Hello Christoph,
Thanks for your comment, actually we already have pure kernel code that
can handle PRG for a single target hosting a TCMU device. It is commit
4ec5bf0ea83930b96addf6b78225bf0355459d7f. But in it's commit message, it
mentioned that it does not handle multiple targets use cases.
IMHO, users may setup multiple target servers hosting the same TCMU
devices to avoid performance single point bottleneck, For example:
If they have two target servers(let's call them target A and target B)

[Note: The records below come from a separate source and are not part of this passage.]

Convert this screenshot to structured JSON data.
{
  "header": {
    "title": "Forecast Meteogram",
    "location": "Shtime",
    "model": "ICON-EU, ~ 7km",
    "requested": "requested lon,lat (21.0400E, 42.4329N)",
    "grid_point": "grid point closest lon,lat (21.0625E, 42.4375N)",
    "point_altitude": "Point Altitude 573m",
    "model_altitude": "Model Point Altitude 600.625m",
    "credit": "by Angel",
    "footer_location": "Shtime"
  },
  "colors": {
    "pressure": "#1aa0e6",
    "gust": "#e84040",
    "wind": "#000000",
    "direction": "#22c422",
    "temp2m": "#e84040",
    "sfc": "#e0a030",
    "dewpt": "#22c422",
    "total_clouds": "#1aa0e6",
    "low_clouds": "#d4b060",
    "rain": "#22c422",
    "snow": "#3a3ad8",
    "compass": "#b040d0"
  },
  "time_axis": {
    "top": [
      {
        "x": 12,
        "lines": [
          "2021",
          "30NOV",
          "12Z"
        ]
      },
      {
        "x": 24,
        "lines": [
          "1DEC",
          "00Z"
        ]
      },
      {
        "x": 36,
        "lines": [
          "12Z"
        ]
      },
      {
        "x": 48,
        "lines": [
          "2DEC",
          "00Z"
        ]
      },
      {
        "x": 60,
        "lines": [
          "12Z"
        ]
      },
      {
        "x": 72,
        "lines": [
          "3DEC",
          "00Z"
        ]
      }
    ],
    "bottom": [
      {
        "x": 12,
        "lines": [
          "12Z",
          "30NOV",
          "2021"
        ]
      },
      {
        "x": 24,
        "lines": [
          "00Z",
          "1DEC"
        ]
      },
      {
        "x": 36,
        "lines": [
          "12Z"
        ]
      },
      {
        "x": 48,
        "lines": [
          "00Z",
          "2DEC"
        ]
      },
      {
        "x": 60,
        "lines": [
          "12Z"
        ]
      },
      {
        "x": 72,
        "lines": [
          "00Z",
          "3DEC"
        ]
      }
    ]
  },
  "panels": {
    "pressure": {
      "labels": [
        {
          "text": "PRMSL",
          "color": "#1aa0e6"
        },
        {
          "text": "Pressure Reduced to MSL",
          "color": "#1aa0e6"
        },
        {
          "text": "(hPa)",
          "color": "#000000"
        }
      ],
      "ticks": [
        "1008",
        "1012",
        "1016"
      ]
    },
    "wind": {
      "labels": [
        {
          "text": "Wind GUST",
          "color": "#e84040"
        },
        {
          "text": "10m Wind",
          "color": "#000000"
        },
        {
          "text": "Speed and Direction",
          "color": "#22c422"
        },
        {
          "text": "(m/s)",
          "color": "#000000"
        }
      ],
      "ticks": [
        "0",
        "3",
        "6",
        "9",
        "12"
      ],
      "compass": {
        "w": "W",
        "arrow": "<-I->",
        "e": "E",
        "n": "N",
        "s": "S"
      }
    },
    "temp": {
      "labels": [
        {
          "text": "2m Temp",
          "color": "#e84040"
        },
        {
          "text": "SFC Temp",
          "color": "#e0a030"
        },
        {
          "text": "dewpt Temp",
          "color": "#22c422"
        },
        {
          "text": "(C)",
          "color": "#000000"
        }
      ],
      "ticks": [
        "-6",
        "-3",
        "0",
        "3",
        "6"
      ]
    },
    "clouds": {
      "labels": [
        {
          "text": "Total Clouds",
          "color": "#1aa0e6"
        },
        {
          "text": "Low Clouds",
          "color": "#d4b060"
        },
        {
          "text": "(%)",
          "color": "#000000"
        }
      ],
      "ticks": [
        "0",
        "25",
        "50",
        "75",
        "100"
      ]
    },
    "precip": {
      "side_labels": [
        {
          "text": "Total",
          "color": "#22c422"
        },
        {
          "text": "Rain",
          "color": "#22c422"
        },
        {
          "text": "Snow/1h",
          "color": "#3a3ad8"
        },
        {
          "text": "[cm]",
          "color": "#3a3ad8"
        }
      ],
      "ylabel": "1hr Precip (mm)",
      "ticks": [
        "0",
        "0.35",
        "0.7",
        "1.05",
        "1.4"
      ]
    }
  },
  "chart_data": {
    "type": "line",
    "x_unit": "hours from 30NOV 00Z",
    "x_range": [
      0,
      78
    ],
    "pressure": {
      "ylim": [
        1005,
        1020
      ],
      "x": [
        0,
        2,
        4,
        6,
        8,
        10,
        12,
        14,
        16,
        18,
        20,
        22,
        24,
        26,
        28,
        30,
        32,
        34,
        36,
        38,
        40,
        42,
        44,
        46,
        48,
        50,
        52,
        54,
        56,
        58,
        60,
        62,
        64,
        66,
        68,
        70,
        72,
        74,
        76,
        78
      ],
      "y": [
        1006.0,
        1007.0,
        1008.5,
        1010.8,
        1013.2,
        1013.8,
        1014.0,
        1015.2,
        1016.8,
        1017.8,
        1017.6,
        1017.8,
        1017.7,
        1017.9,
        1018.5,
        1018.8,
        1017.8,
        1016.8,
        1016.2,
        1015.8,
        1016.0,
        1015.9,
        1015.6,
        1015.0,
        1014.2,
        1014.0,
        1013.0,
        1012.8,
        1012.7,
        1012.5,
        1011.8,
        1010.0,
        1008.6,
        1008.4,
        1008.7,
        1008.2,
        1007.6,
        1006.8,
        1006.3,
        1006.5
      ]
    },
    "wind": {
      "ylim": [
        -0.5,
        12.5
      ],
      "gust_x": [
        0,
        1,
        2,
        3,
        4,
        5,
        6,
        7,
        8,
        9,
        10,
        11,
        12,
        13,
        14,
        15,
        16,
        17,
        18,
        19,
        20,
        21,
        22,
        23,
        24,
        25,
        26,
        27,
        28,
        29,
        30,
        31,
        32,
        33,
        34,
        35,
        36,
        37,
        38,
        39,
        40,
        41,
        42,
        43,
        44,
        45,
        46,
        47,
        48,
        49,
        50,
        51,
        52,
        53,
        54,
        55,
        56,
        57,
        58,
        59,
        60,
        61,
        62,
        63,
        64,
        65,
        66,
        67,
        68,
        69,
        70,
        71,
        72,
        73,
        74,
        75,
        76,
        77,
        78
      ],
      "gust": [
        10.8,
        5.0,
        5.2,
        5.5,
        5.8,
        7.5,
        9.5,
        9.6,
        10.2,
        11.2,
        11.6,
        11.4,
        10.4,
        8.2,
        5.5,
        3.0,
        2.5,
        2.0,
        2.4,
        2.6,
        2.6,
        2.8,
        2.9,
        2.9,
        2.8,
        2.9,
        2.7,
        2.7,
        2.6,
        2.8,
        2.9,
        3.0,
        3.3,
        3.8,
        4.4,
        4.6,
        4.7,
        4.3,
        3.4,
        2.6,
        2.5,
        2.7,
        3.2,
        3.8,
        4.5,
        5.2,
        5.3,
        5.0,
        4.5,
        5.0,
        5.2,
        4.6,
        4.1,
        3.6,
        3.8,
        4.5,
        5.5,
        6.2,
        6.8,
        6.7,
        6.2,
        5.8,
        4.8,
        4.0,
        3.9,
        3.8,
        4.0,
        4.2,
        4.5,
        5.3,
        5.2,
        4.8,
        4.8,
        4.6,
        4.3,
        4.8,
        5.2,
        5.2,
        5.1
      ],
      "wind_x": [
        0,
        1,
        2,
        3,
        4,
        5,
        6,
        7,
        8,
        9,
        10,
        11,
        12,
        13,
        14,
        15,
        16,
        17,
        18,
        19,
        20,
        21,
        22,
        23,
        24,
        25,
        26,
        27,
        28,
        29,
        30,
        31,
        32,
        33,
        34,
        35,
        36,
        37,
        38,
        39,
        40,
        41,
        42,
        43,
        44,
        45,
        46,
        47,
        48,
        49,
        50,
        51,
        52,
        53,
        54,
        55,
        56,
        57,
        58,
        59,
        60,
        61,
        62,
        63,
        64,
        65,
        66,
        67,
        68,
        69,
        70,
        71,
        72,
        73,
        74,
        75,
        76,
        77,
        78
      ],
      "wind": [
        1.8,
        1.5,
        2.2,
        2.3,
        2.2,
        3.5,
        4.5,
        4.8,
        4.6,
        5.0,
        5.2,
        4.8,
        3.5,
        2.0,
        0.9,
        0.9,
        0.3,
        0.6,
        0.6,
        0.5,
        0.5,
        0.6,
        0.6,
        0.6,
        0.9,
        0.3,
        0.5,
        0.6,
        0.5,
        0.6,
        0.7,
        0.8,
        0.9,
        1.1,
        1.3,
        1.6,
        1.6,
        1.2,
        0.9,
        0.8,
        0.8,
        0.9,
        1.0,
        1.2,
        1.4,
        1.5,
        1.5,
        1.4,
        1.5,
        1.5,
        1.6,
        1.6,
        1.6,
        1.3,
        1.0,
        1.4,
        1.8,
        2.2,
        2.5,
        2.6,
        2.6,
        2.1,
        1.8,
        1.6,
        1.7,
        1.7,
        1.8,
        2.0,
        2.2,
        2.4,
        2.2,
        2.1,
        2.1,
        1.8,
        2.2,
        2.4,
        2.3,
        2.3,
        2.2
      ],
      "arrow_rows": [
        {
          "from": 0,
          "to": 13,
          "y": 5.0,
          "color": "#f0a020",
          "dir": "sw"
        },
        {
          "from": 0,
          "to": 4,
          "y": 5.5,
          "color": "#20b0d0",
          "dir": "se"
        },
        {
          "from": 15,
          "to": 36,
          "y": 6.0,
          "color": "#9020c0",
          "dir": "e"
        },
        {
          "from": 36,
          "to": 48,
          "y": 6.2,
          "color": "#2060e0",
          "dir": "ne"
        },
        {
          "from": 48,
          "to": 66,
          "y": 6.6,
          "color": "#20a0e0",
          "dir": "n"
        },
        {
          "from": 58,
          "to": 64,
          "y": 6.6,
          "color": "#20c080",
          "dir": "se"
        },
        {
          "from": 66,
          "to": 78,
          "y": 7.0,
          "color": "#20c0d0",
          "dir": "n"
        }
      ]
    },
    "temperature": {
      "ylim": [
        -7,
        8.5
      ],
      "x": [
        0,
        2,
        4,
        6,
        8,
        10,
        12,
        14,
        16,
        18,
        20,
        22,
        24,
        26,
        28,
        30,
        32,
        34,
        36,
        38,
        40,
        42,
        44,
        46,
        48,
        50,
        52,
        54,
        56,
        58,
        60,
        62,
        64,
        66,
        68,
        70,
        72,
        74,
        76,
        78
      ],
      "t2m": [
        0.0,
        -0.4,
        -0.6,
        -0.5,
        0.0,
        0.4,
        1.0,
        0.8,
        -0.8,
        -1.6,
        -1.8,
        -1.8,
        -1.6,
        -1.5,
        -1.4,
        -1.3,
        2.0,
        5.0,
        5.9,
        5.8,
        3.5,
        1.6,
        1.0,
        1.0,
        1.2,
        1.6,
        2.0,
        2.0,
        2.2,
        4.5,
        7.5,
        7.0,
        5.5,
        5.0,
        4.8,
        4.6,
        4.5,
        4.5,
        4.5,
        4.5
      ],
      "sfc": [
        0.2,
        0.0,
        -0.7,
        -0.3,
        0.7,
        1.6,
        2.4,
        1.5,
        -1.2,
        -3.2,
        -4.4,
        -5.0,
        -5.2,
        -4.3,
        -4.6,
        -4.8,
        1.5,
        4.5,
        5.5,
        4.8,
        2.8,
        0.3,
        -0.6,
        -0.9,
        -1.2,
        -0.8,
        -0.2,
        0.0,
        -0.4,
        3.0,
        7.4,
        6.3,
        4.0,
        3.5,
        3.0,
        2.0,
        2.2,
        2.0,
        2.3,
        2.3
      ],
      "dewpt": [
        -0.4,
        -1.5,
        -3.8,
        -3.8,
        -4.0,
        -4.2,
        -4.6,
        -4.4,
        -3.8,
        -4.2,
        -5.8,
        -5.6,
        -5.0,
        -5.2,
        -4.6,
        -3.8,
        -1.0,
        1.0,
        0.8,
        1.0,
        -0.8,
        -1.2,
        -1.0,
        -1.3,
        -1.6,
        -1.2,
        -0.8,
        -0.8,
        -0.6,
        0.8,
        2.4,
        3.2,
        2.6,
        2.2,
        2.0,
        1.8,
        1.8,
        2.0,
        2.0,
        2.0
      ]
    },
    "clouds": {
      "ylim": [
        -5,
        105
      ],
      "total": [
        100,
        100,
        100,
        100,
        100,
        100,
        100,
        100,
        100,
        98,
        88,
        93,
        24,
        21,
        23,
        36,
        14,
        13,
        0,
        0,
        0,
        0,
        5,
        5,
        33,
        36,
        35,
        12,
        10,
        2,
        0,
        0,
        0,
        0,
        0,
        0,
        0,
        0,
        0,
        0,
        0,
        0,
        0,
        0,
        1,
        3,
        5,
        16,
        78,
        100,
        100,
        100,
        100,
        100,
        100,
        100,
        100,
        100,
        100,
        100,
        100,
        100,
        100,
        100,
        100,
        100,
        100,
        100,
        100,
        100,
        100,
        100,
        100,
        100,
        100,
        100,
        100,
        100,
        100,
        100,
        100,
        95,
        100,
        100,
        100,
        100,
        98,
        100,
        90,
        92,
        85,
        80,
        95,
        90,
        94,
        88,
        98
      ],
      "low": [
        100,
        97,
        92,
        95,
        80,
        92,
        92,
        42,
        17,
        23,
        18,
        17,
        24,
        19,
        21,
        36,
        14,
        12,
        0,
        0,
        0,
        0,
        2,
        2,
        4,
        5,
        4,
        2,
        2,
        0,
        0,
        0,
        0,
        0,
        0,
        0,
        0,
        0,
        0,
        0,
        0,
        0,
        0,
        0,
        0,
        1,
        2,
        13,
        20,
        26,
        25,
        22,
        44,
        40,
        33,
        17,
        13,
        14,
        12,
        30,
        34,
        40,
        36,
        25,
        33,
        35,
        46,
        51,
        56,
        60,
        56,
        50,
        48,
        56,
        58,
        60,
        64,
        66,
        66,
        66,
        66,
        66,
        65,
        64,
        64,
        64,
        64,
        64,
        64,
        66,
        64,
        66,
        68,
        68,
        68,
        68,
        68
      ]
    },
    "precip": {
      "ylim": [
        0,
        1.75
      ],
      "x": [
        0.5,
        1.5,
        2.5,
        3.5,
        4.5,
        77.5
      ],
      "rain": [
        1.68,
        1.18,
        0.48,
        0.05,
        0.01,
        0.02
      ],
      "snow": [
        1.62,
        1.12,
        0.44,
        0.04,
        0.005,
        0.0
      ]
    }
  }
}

hosting the same Ceph RBD device, all PR requests against this RBD
device must have consistent response. Like if Initiator A registered a
key via Target A, another Initiator B must can see it via Target B. If
Initiator A reserved the device via Target A, when Initiator B try to
reserve the same RBD device, it must get a RESERVATION_CONFLICT.
User A User B
\ /
\ /
Initiator A Initiator B
\ /
\ /
Target A Target B
\ /
\ /
\ /
The same TCMU device
As a LUN
I have tried pure kernel code before, this requires a communication
mechanism between target server kernels, only can send message is not
enough, they must can automatic synchronize information, because when a
PR request coming in, we can not query every target server, then judge
whose PR information is newer, there are more problem like network
delay, more puzzled. Then a DLM solution come to my mind, Bart also
kindly offered his SCST solution(Thanks for Bart!). The reason why I did
not use DLM is: (1)if we use DLM, we need corosync and pacemaker, a
whole HA stack, it's a little overkill, users may setup multiple targets
just for avoiding single point performance bottleneck. (2) Users may
setup target server on a OSD server, if we use DLM, this means two
clusters controlling the same nodes(Ceph itself is a cluster). This may
lead conflicts, like if our HA cluster want to fence a node, but
actually it's working well for Ceph.
So this solution come to my mind, we use the TCMU device(like RBD)
itself as a mutual and single point that can help response to PR
requests. Yes, the code is a bit complex, but the logic is easy, just
exchange information with tcmu-runner via netlink, then tcmu-runner
handles read / write the metadata.
Thanks a lot for your help!
Thanks,
BR
Zhu Lingshan
On 2018/6/16 13:22, Christoph Hellwig wrote:
On Sat, Jun 16, 2018 at 02:23:10AM +0800, Zhu Lingshan wrote:
These commits and the following intend to implement Persistent
Reservation operations for TCMU devices.
Err, hell no.
If you are that tightly integrated with the target code that you can
implement persistent reservation you need to use kernel code.
Everything else just creates a way too complex interface.